Drill Query and Planning Pane for Complicated SQL Query

It is amazing how much information about the query Drill gives us, shown in Drill Query and Planning Pane for Complicated SQL Query above Clicking on the “Edit Query” tab, and scrolling down to Operator Profiles (shown below), we can see that we some operators spilled to disc and that the scan operators spent more time waiting for data than processing it. We can also see that the Hash Aggregate in Fragment 1 took 13% of the query time. Further down but not shown, the Hash Joins took almost 70% of the query time, so the Hash Joins and Hash Aggregate together took 70% of the query time. Even without those bottlenecks, we probably still wouldn’t have been satisfied with the amount of time this took. Having this information, it seems like it would be possible to optimize, but we didn’t know how to do it. We have been recently learning SQL and realize that there is still a lot to learn.

Drill Operator Profiles for Complicated SQL Query

Lastly, Drill has a nice dashboard which allowed us to for example instruct the hash joins and hash aggregations to ignore memory limits as shown in Drill Web App - Options Panel below. There were a lot of parameter settings available, but we were not sure how to adjust these to solve our specific problems, but would welcome any good advice or pointers.

Drill Web App - Options Panel

Clean up

Shutting down when done is also easy as shown here.

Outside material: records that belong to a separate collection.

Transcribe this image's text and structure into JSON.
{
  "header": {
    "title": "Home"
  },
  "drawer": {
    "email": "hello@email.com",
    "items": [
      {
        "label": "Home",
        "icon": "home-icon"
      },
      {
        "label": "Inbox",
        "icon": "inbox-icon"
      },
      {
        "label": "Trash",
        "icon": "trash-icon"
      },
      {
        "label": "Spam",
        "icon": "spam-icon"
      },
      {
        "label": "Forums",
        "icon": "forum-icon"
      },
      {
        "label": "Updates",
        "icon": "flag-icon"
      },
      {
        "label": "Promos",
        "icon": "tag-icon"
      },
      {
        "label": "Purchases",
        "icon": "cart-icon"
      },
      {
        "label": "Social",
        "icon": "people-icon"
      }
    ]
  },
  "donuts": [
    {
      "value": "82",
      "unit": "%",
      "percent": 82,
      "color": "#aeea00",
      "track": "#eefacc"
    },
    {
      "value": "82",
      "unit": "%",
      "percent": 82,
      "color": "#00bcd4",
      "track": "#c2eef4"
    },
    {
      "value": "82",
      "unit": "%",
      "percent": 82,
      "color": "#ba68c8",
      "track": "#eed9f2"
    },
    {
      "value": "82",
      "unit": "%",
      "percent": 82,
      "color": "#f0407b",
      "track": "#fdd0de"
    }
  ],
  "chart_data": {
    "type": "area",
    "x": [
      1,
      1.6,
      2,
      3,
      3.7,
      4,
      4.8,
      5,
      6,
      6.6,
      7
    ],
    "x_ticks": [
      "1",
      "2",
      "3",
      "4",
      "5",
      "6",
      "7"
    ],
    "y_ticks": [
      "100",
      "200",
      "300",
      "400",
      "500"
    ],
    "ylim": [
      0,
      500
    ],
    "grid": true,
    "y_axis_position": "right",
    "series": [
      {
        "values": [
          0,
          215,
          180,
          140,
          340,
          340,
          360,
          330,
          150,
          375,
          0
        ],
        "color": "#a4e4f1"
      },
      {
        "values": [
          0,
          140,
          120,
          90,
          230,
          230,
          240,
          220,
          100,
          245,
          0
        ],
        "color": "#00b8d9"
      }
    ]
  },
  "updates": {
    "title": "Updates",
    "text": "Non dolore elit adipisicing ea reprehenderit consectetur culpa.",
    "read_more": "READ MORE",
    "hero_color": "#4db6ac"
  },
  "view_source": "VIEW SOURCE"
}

/usr/local/apache-drill-1.17.0/bin/drillbit.sh stop

Returning to JDK 14.0

jenv global 14.0.2


We don’t know the status of Drill given “orphan” status, but there wasn’t much current discussion that we could find with a quick search. If these problems are fixable, we would be very grateful for feedback and promise to update this post for the benefit of others. We have read that the arrow package is a lot faster than this on similar sized data, but don’t know if it is as flexible. If there is a clearly better open source way to accomplish these objectives, such as arrow, any guidance would be much appreciated.